Extimité. La cura del dentro che abita il fuori

Extimité. La cura del dentro che abita il fuori

Arci Torino     13-10-2025

Extimité. La cura del dentro che abita il fuori è un'autoinchiesta su quattro circoli Arci di Torino – Casa Fools Teatro Vanchiglia, Kontiki Torino, Laboratorio MalaErba, Circolo Arci Sud – firmata da Roberto Vietti, Roberta Rosati e Luca Greco.

Perché sempre più circoli non si limitano al “dentro” e scelgono di prendersi cura del “fuori”? Cosa significa prendersi cura dello spazio comune, anche al di fuori delle mura del proprio circolo?
Uno sguardo su pratiche e scelte che trasformano lo spazio pubblico in luogo di relazione e partecipazione: perché prendersi cura non è neutro, significa esporsi, negoziare, fallire. Ma anche creare socialità, visibilità e affezione.

L'inchiesta Extimité. La cura del dentro che abita il fuori si può scaricare gratuitamente a questo link.

 

Un estratto dall'introduzione, a firma di Luca Bosonetto di Arci Torino:

Durante il primo decennio dalla crisi economica iniziata nel 2008 (e arrivata in Italia l’anno  successivo), la locuzione-mantra social innovation aveva invaso progetti, bandi, politiche  pubbliche. Molte realtà, volenti o nolenti, si trovavano ad adeguarsi a un modello spesso  distante dalle loro identità e tradizioni (la cooperazione sociale, il volontariato, il mutualismo)  per acquisire una postura votata all’efficienza, spendibile, sostenibile, rispondente a,  produttiva, cool, e non ultimo - come oggi alcunɜ teoricɜ di quegli anni ammettono -  pericolosamente neutra del punto di vista politico. Bisognava trovare soluzioni innovative,  smart, (ri)generative, collaborative - e chi più ne ha più ne metta, bastava costassero meno -  per sopperire al vuoto di servizi, welfare e offerta culturale lasciato dal retrocedere del  pubblico e dalla crisi (anche auto-inflitta) delle organizzazioni di massa, dei corpi intermedi e  collettivi, specie di natura politico-ideologica.

A complicare (o a giustificare) questa necessità, il ciclo di crisi finanziaria/recessione  economica più grave dal 1929 e la conseguente mancanza di risorse sia nelle casse dello  Stato sia nella tasche delle persone. Insomma: se il Comune non aveva più fondi e partiti,  sindacati, parrocchie e associazioni si erano svuotati di volontariɜ e militanti, chi si sarebbe  occupato dei dopo-scuola, in questi inaspettati tempi di magra? E della cura dei giardinetti?  E dell’invecchiamento attivo di una popolazione sempre più anziana? E di sport popolare? E  di teatro e arti amatoriali? La social innovation! Proposta, come risposta a fenomeni che  andavano ben oltre la portata di una piattaforma teorica di project design, per quanto  brillante, insufficiente a tamponare trend mondiali, culturali, finanziari.
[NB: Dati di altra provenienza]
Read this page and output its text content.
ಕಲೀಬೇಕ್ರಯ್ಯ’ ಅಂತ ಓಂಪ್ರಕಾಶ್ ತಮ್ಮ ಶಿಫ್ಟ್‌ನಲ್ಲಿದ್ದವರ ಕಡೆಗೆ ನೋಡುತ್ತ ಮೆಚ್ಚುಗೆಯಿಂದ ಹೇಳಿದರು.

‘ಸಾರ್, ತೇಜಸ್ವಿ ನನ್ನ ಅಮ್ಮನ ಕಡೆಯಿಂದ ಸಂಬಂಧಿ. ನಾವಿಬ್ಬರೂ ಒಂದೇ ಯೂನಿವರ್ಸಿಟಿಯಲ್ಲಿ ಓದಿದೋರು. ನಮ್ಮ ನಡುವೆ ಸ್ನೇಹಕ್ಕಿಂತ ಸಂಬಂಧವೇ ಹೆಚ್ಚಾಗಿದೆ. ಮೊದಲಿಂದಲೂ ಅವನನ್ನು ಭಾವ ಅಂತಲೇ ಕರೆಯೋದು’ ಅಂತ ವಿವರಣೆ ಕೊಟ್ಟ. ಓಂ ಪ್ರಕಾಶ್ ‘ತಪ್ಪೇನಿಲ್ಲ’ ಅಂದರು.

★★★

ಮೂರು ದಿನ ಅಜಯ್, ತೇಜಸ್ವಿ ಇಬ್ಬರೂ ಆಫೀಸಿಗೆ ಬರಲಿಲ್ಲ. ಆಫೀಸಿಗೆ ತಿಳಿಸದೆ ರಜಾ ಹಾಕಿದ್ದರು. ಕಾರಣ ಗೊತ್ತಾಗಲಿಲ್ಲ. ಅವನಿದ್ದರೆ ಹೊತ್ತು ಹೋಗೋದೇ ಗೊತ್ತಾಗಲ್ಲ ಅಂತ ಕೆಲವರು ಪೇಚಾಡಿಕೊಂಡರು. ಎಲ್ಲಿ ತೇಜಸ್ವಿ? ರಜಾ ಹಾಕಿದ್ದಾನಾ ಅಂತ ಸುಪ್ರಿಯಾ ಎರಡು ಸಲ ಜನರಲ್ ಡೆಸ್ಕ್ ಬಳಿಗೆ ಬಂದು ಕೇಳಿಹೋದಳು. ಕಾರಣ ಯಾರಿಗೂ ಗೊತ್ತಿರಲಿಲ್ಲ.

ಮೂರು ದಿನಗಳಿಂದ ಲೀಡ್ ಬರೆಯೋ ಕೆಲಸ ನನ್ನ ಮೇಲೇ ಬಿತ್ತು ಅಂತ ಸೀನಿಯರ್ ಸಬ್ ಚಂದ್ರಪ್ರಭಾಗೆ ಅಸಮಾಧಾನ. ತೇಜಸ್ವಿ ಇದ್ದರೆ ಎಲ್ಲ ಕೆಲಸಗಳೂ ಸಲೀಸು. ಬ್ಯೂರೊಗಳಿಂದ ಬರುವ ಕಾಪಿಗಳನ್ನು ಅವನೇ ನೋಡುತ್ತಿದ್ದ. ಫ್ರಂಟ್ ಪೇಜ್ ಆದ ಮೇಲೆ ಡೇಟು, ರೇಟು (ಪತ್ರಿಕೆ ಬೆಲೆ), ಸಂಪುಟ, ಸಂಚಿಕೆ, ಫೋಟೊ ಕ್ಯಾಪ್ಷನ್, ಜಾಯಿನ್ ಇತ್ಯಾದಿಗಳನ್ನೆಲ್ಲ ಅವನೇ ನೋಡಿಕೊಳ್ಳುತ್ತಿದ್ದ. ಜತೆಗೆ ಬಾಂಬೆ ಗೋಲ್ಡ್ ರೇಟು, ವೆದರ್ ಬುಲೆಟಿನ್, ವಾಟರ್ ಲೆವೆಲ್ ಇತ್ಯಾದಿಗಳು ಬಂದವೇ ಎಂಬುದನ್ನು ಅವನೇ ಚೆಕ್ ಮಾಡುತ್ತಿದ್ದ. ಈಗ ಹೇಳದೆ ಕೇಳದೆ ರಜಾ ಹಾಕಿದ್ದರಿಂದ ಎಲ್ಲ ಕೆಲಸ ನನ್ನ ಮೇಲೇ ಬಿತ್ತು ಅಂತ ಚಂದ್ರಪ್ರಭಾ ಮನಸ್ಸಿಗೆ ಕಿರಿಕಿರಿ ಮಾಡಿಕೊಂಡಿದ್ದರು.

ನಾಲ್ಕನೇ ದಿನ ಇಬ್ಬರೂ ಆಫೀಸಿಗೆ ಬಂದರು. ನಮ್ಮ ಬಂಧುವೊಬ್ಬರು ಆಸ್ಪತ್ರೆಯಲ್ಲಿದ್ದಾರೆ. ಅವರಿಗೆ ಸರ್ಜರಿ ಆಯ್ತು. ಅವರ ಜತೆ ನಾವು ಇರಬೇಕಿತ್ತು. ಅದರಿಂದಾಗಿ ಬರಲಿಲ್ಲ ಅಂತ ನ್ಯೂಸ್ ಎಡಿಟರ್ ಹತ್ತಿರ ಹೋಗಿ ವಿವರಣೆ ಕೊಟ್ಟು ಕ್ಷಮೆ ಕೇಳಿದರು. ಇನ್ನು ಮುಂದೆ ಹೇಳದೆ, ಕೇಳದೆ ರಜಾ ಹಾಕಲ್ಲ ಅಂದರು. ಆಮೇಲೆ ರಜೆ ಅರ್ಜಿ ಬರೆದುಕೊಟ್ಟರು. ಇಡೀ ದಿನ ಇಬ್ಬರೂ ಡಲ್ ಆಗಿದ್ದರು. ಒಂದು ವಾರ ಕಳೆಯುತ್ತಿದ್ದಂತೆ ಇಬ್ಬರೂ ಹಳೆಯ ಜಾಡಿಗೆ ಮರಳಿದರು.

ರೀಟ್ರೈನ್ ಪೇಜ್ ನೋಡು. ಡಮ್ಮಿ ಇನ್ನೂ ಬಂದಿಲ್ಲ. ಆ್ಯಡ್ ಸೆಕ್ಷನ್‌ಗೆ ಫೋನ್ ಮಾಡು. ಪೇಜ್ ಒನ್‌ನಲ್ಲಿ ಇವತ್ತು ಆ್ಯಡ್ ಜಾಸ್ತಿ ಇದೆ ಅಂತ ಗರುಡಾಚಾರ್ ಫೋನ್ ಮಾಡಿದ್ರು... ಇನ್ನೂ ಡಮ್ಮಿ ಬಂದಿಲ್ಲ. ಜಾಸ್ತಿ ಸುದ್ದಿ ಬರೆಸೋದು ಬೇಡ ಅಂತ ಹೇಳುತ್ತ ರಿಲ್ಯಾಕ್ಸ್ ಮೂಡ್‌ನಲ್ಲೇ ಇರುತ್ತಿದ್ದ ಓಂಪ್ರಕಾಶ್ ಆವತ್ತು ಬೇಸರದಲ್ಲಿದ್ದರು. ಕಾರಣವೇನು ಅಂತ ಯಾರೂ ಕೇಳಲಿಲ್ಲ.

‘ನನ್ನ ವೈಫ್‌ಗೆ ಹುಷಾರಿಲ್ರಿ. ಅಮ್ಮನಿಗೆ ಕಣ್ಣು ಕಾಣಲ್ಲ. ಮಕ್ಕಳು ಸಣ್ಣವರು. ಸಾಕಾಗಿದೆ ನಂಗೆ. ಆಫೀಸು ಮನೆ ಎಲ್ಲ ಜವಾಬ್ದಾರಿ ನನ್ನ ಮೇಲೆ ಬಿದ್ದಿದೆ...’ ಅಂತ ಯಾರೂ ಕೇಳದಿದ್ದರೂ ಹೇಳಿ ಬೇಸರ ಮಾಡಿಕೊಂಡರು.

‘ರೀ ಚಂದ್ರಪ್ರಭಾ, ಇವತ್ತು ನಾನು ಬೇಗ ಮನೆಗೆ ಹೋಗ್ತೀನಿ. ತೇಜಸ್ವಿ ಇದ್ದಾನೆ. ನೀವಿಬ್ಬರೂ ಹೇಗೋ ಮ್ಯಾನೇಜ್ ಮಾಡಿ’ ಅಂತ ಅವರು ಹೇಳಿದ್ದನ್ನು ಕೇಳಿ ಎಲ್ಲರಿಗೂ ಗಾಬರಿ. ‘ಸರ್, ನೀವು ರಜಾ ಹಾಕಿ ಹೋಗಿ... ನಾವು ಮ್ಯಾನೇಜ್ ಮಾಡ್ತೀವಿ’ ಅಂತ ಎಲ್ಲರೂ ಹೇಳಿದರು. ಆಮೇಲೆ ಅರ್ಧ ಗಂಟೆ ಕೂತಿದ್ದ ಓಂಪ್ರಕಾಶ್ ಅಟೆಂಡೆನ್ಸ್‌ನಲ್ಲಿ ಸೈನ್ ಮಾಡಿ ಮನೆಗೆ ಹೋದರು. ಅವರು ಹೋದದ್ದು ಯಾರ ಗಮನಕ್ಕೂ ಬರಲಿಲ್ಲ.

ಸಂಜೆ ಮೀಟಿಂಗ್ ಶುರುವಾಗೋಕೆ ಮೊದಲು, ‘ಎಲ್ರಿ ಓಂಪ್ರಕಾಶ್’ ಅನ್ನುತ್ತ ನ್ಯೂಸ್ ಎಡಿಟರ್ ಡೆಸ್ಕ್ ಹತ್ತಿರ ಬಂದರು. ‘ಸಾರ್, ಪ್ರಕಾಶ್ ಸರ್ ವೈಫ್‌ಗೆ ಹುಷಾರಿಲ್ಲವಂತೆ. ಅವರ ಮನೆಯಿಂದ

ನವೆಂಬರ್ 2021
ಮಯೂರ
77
Ed eccoci alla nuova generazione di spazi culturali.

Pressoché ovunque in Europa - e soprattutto nel bel Paese del campanile e della casa del  popolo - iniziava a risultare evidente che nuovi modi di fornire servizi, cura e intrattenimento  non potevano prescindere dall’esistenza di luoghi in cui le persone potessero organizzare la  loro disponibilità di tempo, idee e risorse. Spazi fisici, al riparo da caldo, freddo, sguardi e  rumori indesiderati, in cui ritrovarsi ed escogitare contromisure creative ai complessi tempi  che correvano (e ancora corrono). Testimonia questa tendenza - oltre alle ricerche più o  meno accademiche - l’avvento, nel lessico delle politiche pubbliche e non solo, di parole  come “riqualificazione”, “spazi rigenerati” a fianco delle ormai sdoganate terminologie del  project management.